Mais ils ne l'ont fait qu'en privé. Pendant qu'à l'antenne de Fox News, les mensonges et assertions contestant l'élection du démocrate Joe Biden faisaient florès.
Ces révélations sont tirées du gros dossier de la plainte en diffamation déposée en mars 2021, complétée en janvier 2022 et pour laquelle Dominion réclame 1,6 milliard de dollars de dédommagement.
Ce fabricant s'estime diffamé par Fox News qui affirmait que ses machines électroniques de vote avaient servi à fausser les résultats en plusieurs endroits des Etats-Unis et même, par le passé, au Venezuela, en faveur du président aujourd'hui décédé Hugo Chavez.
Mais lorsque des conseillers de Donald Trump -- Rudy Giuliani et Sidney Powell -- dénoncèrent une prétendue fraude à grande échelle, Rupert Murdoch écrivit aussitôt à la patronne de Fox News Media, Suzanne Scott.
Dans ce courriel intitulé "En train de regarder Giuliani!", Rupert Murdoch qualifie l'intervention des trumpistes de "truc vraiment fou. Et dommageable", selon la plainte judiciaire. Le fondateur de News Corporation écrit encore: "un truc terrible, préjudiciable à tout le monde, j'en ai peur".
Des échanges par textos en novembre 2020 entre présentateurs et producteurs de Fox sont tout aussi éloquents.
- Trump "démoniaque" -
L'animateur Tucker Carlson confie ainsi à sa collègue Laura Ingraham que la conseillère trumpiste "Sidney Powell est une menteuse".
"Je l'ai prise en flagrant délit, c'est insensé", écrit-il. Laura Ingraham lui répond que "Sidney est complètement dingue" et que "personne ne travaillera (plus) avec elle".
Le producteur Justin Wells écrit aussi le 19 novembre 2020 à l'animateur Carlson que les conseillers de Trump "Sidney Powell et Rudy (Giuliani) sont des putains de menteurs", dénonçant un comportement "désespéré et dérangé" pour prétendre que l'élection a été volée.
La relation entre Fox News et Trump se dégrade encore le 6 janvier 2021, jour où des partisans du président battu prennent d'assaut le Capitole, siège du Congrès à Washington: Trump est "une force démoniaque, un destructeur.

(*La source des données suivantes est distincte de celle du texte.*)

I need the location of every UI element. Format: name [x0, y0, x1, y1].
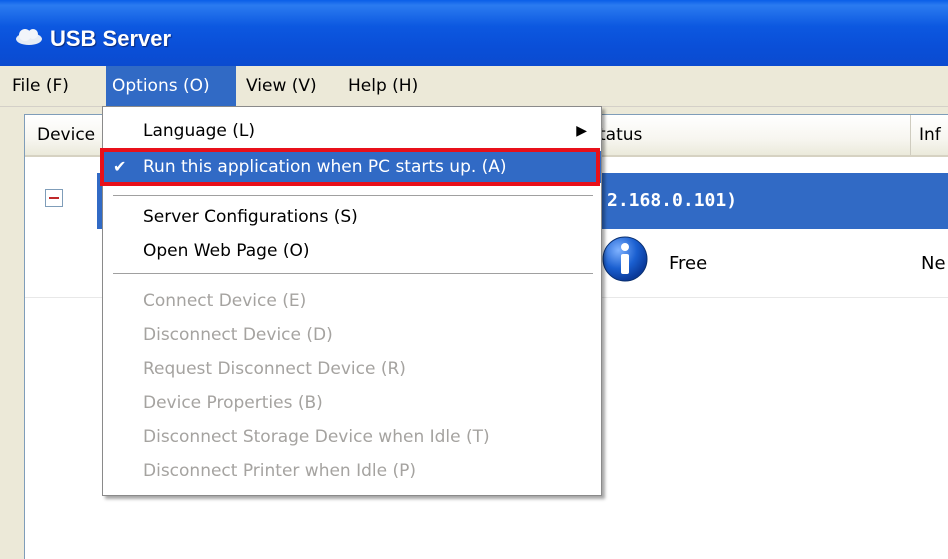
menu-item-request-disconnect-device: Request Disconnect Device (R) — [143, 359, 406, 379]
submenu-arrow-icon: ▶ — [576, 123, 587, 139]
menu-separator — [113, 273, 593, 275]
menu-item-open-web-page[interactable]: Open Web Page (O) — [103, 235, 601, 267]
menu-item-label: Run this application when PC starts up. … — [143, 157, 507, 177]
device-status: Free — [669, 253, 708, 274]
device-info: Ne — [921, 253, 946, 274]
menu-item-disconnect-storage-idle: Disconnect Storage Device when Idle (T) — [143, 427, 490, 447]
options-dropdown-menu: Language (L) ▶ ✔ Run this application wh… — [102, 106, 602, 496]
info-icon — [602, 236, 648, 282]
menu-item-disconnect-printer-idle: Disconnect Printer when Idle (P) — [143, 461, 417, 481]
collapse-icon[interactable] — [45, 189, 63, 207]
checkmark-icon: ✔ — [113, 157, 127, 176]
menu-item-connect-device: Connect Device (E) — [143, 291, 307, 311]
menu-item-server-configurations[interactable]: Server Configurations (S) — [103, 201, 601, 233]
title-bar: USB Server — [0, 0, 948, 66]
menu-help[interactable]: Help (H) — [342, 66, 424, 106]
menu-item-label: Language (L) — [143, 121, 256, 141]
menu-item-language[interactable]: Language (L) ▶ — [103, 115, 601, 147]
menu-bar: File (F) Options (O) View (V) Help (H) — [0, 66, 948, 107]
menu-view[interactable]: View (V) — [240, 66, 323, 106]
cloud-icon — [16, 29, 42, 45]
window-title: USB Server — [50, 26, 172, 51]
menu-options[interactable]: Options (O) — [106, 66, 236, 106]
menu-item-run-at-startup[interactable]: ✔ Run this application when PC starts up… — [103, 151, 601, 183]
menu-item-device-properties: Device Properties (B) — [143, 393, 323, 413]
column-header-status[interactable]: tatus — [591, 115, 911, 155]
column-header-info[interactable]: Inf — [911, 115, 948, 155]
menu-separator — [113, 195, 593, 197]
menu-file[interactable]: File (F) — [6, 66, 75, 106]
menu-item-disconnect-device: Disconnect Device (D) — [143, 325, 333, 345]
server-address: 2.168.0.101) — [607, 190, 738, 211]
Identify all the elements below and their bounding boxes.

Mais il ne nous détruira pas", lance dans un SMS Tucker Carlson à un autre producteur, Alex Pfeiffer.
Ce jour-là, Donald Trump, encore à la Maison Blanche pour 15 jours, tente d'appeler l'émission du très droitier Lou Dobbs pour intervenir en direct. Mais la chaîne le refuse, car "il aurait été irresponsable de le prendre en ligne", affirme la présidente de Fox Business Network, Lauren Petterson, citée par la plainte de Dominion.
- "Fiasco" -
En novembre dernier, d'autres médias de News Corporation, Wall Street Journal et New York Post, ont étrillé Trump, responsable du "fiasco" des républicains aux législatives de mi-mandat.

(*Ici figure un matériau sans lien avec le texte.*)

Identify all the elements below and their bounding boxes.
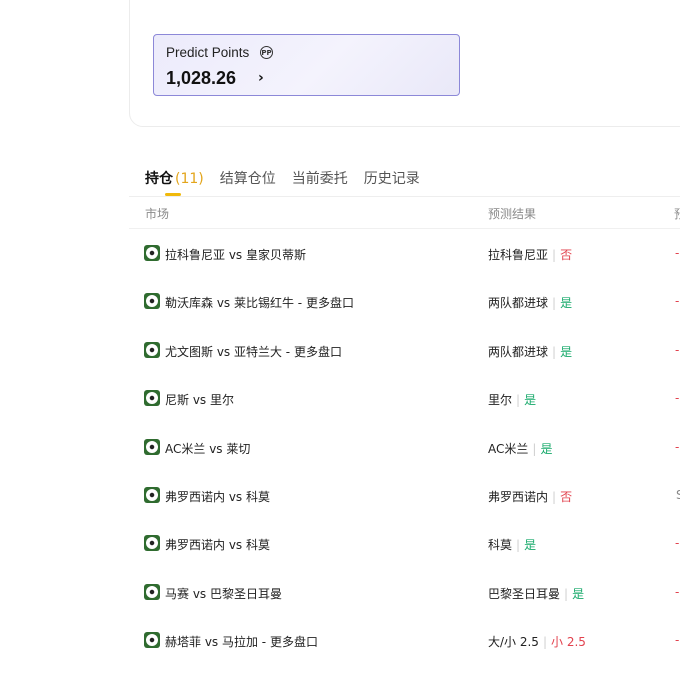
table-row[interactable]: 尤文图斯 vs 亚特兰大 - 更多盘口 两队都进球 | 是 - [0,341,680,390]
chevron-right-icon[interactable]: › [258,70,264,86]
table-row[interactable]: 弗罗西诺内 vs 科莫 科莫 | 是 - [0,535,680,583]
prediction-result: 弗罗西诺内 | 否 [488,488,572,505]
market-name[interactable]: AC米兰 vs 莱切 [165,440,250,457]
table-row[interactable]: 尼斯 vs 里尔 里尔 | 是 - [0,390,680,438]
soccer-ball-icon [144,583,160,600]
prediction-result: 里尔 | 是 [488,391,536,408]
prediction-pick: 里尔 [488,393,513,408]
table-row[interactable]: 弗罗西诺内 vs 科莫 弗罗西诺内 | 否 S [0,487,680,535]
soccer-ball-icon [144,341,160,358]
prediction-pick: 两队都进球 [488,344,549,359]
prediction-outcome: 小 2.5 [551,635,586,650]
prediction-result: 拉科鲁尼亚 | 否 [488,246,572,263]
prediction-pick: 大/小 2.5 [488,635,539,650]
prediction-outcome: 是 [540,441,553,456]
prediction-pick: 巴黎圣日耳曼 [488,586,561,601]
truncated-cell: S [676,488,680,502]
prediction-result: AC米兰 | 是 [488,440,552,457]
market-name[interactable]: 弗罗西诺内 vs 科莫 [165,488,270,505]
prediction-outcome: 是 [524,393,537,408]
prediction-outcome: 否 [560,490,573,504]
soccer-ball-icon [144,535,160,552]
market-name[interactable]: 尼斯 vs 里尔 [165,391,234,408]
table-row[interactable]: AC米兰 vs 莱切 AC米兰 | 是 - [0,438,680,487]
separator: | [516,538,521,553]
tab-positions-label: 持仓 [145,171,173,187]
prediction-pick: 两队都进球 [488,296,549,311]
truncated-cell: - [675,439,680,454]
separator: | [552,296,557,311]
separator: | [532,441,537,456]
separator: | [564,586,569,601]
truncated-cell: - [675,584,680,599]
tab-settled[interactable]: 结算仓位 [220,168,276,196]
table-row[interactable]: 赫塔菲 vs 马拉加 - 更多盘口 大/小 2.5 | 小 2.5 - [0,632,680,674]
separator: | [552,490,557,504]
soccer-ball-icon [144,632,160,649]
prediction-outcome: 是 [560,296,573,311]
header-divider [129,228,680,229]
prediction-pick: AC米兰 [488,441,529,456]
soccer-ball-icon [144,438,160,455]
table-row[interactable]: 拉科鲁尼亚 vs 皇家贝蒂斯 拉科鲁尼亚 | 否 - [0,245,680,293]
prediction-outcome: 是 [524,538,537,553]
tab-positions-count: (11) [175,171,204,187]
market-name[interactable]: 尤文图斯 vs 亚特兰大 - 更多盘口 [165,343,342,360]
pp-coin-icon: PP [260,46,273,59]
points-label: Predict Points [166,45,250,60]
prediction-outcome: 是 [572,586,585,601]
market-name[interactable]: 赫塔菲 vs 马拉加 - 更多盘口 [165,633,318,650]
prediction-result: 大/小 2.5 | 小 2.5 [488,633,586,650]
soccer-ball-icon [144,487,160,503]
soccer-ball-icon [144,245,160,261]
header-market: 市场 [145,207,170,221]
prediction-result: 两队都进球 | 是 [488,343,572,360]
tab-positions[interactable]: 持仓 (11) [145,168,204,196]
separator: | [516,393,521,408]
prediction-result: 两队都进球 | 是 [488,294,572,311]
soccer-ball-icon [144,293,160,310]
separator: | [552,344,557,359]
prediction-pick: 弗罗西诺内 [488,490,549,504]
truncated-cell: - [675,294,680,309]
truncated-cell: - [675,633,680,648]
prediction-pick: 拉科鲁尼亚 [488,248,549,262]
market-name[interactable]: 勒沃库森 vs 莱比锡红牛 - 更多盘口 [165,294,354,311]
truncated-cell: - [675,246,680,260]
prediction-pick: 科莫 [488,538,513,553]
truncated-cell: - [675,391,680,406]
separator: | [552,248,557,262]
predict-points-card[interactable]: Predict Points PP 1,028.26 › [153,34,460,96]
soccer-ball-icon [144,390,160,407]
header-extra: 预 [674,205,680,222]
table-row[interactable]: 马赛 vs 巴黎圣日耳曼 巴黎圣日耳曼 | 是 - [0,583,680,632]
truncated-cell: - [675,536,680,551]
table-row[interactable]: 勒沃库森 vs 莱比锡红牛 - 更多盘口 两队都进球 | 是 - [0,293,680,341]
tab-bar: 持仓 (11) 结算仓位 当前委托 历史记录 [145,168,420,196]
points-value: 1,028.26 [166,68,237,88]
prediction-result: 巴黎圣日耳曼 | 是 [488,585,584,602]
header-result: 预测结果 [488,207,537,221]
tab-divider [129,196,680,197]
market-name[interactable]: 拉科鲁尼亚 vs 皇家贝蒂斯 [165,246,306,263]
market-name[interactable]: 弗罗西诺内 vs 科莫 [165,536,270,553]
tab-open-orders[interactable]: 当前委托 [292,168,348,196]
tab-history[interactable]: 历史记录 [364,168,420,196]
page: · · · · · · · · · · · · · · · · · · · Pr… [0,0,680,674]
market-name[interactable]: 马赛 vs 巴黎圣日耳曼 [165,585,282,602]
truncated-cell: - [675,342,680,357]
prediction-outcome: 是 [560,344,573,359]
separator: | [542,635,547,650]
prediction-result: 科莫 | 是 [488,536,536,553]
prediction-outcome: 否 [560,248,573,262]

Vendredi, une porte-parole de Fox News a accusé Dominion d'avoir "choisi et sorti des citations (de sa plainte) de leur contexte".
"Dominion va faire beaucoup de bruit et créer de la confusion (...) mais le coeur de l'affaire reste la liberté de la presse et d'expression, des droits fondamentaux conférés par la Constitution", a-t-elle défendu dans un courriel à l'AFP.
De fait, les actions en diffamation sont limitées aux Etats-Unis par la sacro-sainte liberté d'expression protégée par le premier amendement de la Constitution et les conflits se terminent le plus souvent par un accord à l'amiable. Même si cette affaire risque d'entacher la réputation et les comptes de Fox, l'un des cinq réseaux télévisuels nationaux avec CNN, NBC, ABC et CBS.